Good luck and best wishes on a great path forward.
My ADHD son is 24 and still over-reacts to things that we think are trivial. I'm not sure if it's a poor impulse control or what, but it still happens occasionally. Your son is only 14 and this may get worse as he gets older, at least for a few years. Here's my advice: don't take it personally, don't talk a lot about it - leave the room is he wants to continue to argue because you're not going to fix it for him, and DO make sure there are immediate and brief consequences. It is true that they will have completely forgotten about the incident later in the day, while we were still in shock and reeling from what we thought was a big argument. So, don't stress too much about these blow-ups.
I’d love to get my son off stimulants. I do think there is a massive crash when they wear off & this causes mean, aggressive, & defiant behavior. We tried different versions to see if others had less crash effect but this was even worse! He was totally out of control. So, he definitely needs medication. In the summer, maybe we’ll try him off the stimulants for a week or more to see if his brain chemistry recovers on its own. We’ll see. For non stimulants, he takes Straterra with moderate results & just started guanfacine.
My son is on Strattera and Guanfacine and we finally do not have mean, sarcastic child.
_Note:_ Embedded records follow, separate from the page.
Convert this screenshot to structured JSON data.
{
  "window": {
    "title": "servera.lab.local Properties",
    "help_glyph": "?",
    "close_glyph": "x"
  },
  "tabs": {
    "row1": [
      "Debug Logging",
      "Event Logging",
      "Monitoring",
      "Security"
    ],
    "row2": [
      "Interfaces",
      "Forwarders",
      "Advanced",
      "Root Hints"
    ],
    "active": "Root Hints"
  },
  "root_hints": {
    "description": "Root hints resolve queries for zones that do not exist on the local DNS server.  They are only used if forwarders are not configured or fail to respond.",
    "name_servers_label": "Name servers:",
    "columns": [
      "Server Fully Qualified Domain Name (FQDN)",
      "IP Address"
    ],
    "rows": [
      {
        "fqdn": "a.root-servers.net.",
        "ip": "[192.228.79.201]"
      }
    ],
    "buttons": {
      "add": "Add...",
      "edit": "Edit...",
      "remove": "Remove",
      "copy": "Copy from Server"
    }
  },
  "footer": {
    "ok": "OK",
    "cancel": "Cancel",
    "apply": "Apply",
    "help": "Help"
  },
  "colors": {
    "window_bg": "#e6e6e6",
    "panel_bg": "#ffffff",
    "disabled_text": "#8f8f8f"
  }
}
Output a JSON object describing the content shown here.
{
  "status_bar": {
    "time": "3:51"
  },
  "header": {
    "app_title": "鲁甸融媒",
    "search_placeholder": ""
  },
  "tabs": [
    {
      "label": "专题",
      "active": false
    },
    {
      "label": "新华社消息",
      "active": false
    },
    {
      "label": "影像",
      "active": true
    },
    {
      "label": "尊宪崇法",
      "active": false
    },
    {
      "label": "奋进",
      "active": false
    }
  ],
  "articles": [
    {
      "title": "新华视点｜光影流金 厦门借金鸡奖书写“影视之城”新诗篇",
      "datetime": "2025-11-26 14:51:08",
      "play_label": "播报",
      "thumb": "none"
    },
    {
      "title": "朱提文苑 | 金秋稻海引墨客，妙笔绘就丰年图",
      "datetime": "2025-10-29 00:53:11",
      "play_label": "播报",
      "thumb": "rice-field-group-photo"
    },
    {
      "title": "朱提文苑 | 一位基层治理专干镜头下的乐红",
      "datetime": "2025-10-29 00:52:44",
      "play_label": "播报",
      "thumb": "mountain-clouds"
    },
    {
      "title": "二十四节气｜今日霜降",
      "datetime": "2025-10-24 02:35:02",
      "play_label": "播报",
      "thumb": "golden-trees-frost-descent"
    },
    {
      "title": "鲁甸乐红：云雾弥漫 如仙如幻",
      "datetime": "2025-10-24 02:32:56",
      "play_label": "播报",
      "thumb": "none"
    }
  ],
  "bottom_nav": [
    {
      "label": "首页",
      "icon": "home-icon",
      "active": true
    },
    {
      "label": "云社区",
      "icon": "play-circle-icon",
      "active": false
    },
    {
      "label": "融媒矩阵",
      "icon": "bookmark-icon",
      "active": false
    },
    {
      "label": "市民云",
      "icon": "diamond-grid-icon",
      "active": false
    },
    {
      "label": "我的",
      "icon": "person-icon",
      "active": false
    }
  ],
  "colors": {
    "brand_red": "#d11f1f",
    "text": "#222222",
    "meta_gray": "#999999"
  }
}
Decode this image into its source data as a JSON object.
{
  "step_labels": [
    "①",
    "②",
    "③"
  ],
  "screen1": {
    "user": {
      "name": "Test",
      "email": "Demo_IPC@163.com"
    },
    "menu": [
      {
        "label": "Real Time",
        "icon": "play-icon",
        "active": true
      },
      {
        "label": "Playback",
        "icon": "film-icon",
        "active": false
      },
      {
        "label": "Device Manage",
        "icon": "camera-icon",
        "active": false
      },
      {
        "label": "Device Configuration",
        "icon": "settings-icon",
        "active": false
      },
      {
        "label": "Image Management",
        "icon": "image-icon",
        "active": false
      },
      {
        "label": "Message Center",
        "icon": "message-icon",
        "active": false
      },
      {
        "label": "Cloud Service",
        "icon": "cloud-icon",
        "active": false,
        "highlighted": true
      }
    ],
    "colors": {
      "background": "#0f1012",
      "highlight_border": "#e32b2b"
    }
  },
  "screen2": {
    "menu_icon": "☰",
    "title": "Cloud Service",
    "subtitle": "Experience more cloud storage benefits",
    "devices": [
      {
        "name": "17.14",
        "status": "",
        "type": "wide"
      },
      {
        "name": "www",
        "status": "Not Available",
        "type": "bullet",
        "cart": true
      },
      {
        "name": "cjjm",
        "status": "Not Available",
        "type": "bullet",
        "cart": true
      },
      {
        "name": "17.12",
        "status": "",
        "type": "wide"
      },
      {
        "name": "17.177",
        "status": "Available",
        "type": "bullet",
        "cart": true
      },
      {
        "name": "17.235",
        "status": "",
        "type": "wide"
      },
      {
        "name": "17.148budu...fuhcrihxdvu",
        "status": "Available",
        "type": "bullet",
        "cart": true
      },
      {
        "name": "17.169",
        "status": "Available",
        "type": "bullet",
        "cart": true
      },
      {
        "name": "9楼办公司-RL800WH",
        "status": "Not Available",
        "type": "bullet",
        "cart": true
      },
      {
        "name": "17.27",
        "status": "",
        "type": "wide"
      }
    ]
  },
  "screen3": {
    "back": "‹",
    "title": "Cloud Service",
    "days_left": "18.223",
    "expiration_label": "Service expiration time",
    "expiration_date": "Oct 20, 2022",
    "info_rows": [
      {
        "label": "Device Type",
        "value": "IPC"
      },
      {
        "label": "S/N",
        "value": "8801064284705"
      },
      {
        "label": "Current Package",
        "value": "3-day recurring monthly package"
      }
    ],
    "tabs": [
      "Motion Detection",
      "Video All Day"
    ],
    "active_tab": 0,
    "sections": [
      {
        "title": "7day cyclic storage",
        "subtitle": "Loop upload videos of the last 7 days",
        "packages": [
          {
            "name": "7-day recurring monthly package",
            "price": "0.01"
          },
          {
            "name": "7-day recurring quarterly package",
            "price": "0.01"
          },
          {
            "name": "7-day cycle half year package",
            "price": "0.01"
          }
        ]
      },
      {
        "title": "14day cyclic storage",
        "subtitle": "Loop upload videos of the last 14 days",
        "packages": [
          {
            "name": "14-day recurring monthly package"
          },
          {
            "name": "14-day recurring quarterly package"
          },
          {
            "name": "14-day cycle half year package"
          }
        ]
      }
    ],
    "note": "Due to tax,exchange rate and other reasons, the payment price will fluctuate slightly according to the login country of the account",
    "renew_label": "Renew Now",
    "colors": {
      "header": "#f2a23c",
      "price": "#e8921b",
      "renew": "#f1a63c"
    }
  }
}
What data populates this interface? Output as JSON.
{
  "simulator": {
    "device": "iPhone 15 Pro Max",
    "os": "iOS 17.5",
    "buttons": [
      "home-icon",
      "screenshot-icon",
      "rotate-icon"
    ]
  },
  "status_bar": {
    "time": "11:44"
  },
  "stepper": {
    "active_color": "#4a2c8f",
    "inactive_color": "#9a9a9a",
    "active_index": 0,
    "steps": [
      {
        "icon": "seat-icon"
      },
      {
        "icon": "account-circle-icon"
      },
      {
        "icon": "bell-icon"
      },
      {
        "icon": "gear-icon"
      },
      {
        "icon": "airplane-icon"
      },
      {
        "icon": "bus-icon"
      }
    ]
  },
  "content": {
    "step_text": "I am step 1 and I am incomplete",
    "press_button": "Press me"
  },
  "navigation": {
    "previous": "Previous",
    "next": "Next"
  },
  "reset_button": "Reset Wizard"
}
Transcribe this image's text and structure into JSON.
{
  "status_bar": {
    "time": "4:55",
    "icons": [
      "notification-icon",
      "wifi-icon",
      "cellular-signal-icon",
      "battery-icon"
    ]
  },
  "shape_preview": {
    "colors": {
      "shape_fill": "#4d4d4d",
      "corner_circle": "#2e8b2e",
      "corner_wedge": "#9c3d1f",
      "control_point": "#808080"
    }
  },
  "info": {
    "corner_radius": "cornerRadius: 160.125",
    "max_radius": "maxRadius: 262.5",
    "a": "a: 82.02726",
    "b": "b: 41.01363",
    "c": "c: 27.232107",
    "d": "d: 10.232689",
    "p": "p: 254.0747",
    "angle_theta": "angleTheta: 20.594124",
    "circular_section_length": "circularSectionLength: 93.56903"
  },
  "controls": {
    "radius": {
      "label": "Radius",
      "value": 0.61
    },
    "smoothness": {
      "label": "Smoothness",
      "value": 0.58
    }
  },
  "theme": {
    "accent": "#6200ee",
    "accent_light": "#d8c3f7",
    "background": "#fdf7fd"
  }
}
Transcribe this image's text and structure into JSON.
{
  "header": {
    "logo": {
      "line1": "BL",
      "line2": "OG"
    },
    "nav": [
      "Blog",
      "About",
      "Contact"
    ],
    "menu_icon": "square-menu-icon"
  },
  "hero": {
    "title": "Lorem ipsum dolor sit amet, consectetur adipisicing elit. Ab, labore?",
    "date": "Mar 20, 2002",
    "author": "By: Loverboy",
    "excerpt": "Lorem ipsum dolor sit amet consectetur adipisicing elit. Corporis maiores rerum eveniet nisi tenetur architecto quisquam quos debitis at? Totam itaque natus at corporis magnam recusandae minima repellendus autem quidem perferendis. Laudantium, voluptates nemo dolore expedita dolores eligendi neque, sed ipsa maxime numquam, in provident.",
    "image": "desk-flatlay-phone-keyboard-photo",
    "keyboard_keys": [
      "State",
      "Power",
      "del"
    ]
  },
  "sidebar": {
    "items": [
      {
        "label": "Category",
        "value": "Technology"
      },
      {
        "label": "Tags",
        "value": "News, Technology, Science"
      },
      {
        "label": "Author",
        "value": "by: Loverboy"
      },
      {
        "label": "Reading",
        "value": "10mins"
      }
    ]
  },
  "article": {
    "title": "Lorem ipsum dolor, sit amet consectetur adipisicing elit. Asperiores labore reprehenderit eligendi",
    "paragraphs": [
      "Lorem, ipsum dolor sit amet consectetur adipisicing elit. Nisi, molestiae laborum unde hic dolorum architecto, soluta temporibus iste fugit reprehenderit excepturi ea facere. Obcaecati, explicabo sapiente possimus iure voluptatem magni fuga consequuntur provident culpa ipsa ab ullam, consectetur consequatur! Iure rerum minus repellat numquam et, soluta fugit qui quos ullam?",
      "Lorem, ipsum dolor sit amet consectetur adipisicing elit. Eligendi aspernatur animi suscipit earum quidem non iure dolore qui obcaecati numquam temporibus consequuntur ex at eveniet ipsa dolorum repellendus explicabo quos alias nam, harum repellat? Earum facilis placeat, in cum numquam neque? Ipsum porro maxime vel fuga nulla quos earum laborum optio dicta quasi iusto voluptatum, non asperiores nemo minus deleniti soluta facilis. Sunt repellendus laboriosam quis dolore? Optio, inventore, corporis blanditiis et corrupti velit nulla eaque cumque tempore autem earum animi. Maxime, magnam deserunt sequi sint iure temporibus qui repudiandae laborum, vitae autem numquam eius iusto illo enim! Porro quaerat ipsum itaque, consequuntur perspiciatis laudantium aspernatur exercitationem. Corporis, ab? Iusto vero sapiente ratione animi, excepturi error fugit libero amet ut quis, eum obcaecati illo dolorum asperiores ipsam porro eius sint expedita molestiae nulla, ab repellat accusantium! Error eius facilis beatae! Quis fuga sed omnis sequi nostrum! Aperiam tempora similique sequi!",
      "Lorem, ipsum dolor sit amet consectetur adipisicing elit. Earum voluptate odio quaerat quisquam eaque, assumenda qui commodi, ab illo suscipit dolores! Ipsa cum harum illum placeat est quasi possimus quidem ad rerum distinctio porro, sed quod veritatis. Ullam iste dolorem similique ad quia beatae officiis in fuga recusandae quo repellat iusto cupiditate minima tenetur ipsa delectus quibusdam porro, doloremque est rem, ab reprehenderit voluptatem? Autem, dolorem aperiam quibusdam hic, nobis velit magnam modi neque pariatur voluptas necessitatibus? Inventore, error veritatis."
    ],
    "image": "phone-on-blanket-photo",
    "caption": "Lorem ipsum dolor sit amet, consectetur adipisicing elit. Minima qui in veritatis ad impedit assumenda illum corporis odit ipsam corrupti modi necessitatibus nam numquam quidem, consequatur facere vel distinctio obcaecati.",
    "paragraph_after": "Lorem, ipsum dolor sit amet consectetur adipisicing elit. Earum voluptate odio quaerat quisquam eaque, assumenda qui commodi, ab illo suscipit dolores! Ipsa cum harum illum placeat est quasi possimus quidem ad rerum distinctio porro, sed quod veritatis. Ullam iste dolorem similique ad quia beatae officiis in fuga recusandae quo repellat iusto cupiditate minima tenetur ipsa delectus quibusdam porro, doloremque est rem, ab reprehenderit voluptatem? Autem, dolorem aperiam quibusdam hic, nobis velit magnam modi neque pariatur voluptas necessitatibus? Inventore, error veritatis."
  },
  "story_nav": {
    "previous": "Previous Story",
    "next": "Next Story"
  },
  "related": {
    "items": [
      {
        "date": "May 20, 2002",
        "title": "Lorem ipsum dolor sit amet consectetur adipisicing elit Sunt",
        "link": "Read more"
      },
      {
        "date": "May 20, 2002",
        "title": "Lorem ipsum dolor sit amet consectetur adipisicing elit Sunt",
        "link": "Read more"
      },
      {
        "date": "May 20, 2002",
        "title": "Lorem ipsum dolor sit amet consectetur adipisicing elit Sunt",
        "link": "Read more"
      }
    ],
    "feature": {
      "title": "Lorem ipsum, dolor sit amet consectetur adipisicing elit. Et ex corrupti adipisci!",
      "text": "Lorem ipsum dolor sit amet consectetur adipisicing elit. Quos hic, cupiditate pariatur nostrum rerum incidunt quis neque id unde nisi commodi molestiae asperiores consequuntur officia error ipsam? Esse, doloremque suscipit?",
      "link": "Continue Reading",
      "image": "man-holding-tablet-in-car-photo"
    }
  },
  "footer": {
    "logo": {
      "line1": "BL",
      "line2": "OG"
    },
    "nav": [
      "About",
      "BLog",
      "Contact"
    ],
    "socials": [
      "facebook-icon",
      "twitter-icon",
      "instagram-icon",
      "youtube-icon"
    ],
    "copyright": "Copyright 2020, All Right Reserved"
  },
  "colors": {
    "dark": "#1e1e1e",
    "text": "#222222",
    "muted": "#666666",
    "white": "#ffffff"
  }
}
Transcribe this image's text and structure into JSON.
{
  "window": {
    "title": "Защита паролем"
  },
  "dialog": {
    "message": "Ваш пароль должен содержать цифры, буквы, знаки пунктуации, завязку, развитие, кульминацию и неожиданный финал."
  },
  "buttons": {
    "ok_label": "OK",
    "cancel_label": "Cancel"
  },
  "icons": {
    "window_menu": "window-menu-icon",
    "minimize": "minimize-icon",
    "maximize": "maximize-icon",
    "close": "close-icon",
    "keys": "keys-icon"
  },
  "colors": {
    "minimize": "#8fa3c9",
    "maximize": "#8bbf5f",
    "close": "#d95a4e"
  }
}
Stimulants did not work and we only wasted 1 year. On non stimulants, he is easier, calmer, but still has attention problems.
Emotional dysregulation is definitely a component of ADHD, and some medications can really make it worse (or worse when they wear off.)
My son usually becomes sad / weepy instead of aggressive, but he can be argumentative - at which point I ignore him. I may have a gentle reminder “when you calm down & speak respectfully, then I will talk to you.” If it got extreme, I would leave the room.
As for remembering to do something, people with ADHD often have working memory deficits. They just aren’t going to remember something over a long term and they need a lot of visual cues to compensate. To prepare our son for the future, we currently have a dry erase board in his room (he’s 7). I currently write things he needs to remember on it, and I’m teaching him to check it & eventually write these things for himself while he thinks of it. We also use a lot of visual checklists for packing his backpack, morning routine, bedtime routine, the day’s schedule if school is out, etc. These have helped us a lot.
Play therapy could be good, even though he may be a bit old for that. It is therapy where the child is playing/drawing/doing a puzzle and at the same time working through situations with a therapist. Or an emotional regulation coach?